Stig Dalager was born in Copenhagen in the post-war period of the 1950s—a time of painful remembrances of World War II, continued economic restrictions, and a growing optimism about the future. His parents were grocers throughout the 1950s and 1960s, until his father was struck by Parkinson Disease. He describes his radically changing family structure as he and his two younger brothers moved with their parents to the provincial town of Herning in Jutland, near where his father had been raised. There he graduated from high school, after which he attended the University of Århus, where he received his Master’s degree and a Ph.D. in comparative literature. It was there also where he became involved in the student movement of the 1970s. With his then fiancée, Anne Marie Mai, he wrote several books on literature, including a two volume study of Danish women writers from the middle ages to contemporary times.
In 1982 Dalager left the University of Copenhagen to live as a writer, which he has continued to do since. He has written over forty-seven books, in various genres, including poetry, fiction, drama and essays. Several of his poems and novels have been translated into other languages, and he has seen his plays staged in Moscow, New York, Berlin, and other international cities.
Dalager’s work concentrates on the existential conditions of ordinary people, with moments of psychological soul-searching expressed within a multitude of differing conditions. Dalager’s diverse gallery of characters ranges from the woman of his Sarajevo monologue, I Count the Hour to Danish storyteller Hans Christian Andersen in Lord and Shadow; from the dissident Count Claus Stuffenberg to Adolf Hitler in his novel To dage I juli (Two Days in July).
The poetry cycle Århaus-elegi (Aarhus eulogy) of 1986 represents his poetic breathrough.

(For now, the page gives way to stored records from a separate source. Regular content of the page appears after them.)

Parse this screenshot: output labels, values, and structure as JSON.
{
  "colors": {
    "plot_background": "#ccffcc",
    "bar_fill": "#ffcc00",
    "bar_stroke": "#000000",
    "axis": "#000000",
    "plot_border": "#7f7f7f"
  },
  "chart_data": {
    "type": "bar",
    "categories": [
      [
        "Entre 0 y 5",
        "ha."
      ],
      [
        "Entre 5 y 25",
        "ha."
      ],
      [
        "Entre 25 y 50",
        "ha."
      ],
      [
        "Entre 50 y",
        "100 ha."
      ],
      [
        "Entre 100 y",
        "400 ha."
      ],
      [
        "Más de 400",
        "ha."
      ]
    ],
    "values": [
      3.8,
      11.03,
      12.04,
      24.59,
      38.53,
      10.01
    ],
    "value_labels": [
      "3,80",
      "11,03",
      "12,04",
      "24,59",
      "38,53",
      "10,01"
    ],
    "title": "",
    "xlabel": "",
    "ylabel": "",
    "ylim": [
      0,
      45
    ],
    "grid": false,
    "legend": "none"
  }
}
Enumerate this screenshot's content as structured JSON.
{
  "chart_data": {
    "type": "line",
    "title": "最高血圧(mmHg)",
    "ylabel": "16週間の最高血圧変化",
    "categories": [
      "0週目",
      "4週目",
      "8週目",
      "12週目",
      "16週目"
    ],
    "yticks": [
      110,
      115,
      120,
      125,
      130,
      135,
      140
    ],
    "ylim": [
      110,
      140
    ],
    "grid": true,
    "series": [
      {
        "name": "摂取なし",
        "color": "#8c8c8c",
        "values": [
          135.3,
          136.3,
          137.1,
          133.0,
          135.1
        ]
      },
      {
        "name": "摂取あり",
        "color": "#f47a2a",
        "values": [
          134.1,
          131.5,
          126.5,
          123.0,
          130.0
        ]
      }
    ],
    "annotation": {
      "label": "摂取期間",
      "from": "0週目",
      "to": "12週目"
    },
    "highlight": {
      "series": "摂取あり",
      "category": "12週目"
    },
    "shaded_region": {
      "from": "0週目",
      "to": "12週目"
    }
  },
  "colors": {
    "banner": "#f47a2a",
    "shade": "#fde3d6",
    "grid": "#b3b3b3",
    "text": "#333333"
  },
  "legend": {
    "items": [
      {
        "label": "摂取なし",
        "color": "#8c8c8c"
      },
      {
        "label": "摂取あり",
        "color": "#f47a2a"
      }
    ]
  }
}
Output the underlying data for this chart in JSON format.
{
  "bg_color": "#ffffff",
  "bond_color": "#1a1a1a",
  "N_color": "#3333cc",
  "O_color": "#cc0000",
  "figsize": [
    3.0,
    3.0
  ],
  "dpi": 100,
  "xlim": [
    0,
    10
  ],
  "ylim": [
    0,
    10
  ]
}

His most recent collection, Himlen åbner sig (The Sky Opens), was published in 2000. His latest work was the novel “Journey in Blue” published in 2004.
Dalager writes of his own poetry: “For me poetry gives room for a more intimate and personal reflection in an attempt to “answer” some of the changes of our times. What has particularly been of interest for me as a poet is to try to find the words for the vanitas of things in the midst of our modern lives. Having two daughters, 9 and 11 years of age, I have more and more come to see the emotions of love as the most important source of my writing.”
BOOKS OF POETRY:
Opløsningstiden (Denmark: Arkona, 1982); Lindholmen station (Coppenhagen: Helka, 1985); Provinsidyl [with Peter Nielsen] (Copenhagen: Borgen, 1986); Århus-elegi (Copenhagen: Borgen, 1986); Vinter (Cophenagen: Centrum, 1987); Ansigt og årstid Copenhagen: Borgen, 1988); Hjernen er en rød station (Copenhagen: Brøndum, 1989); Floden under huset (Copenhagen: Borgen, 1992); Wienerdage (Copenhagen: Borgen, 1994); Og du skal vågne igen (Copenhagen: Per Kofod, 1996); Himlen åbner sig (Cophenhagen: Tiderne Skifter, 2000).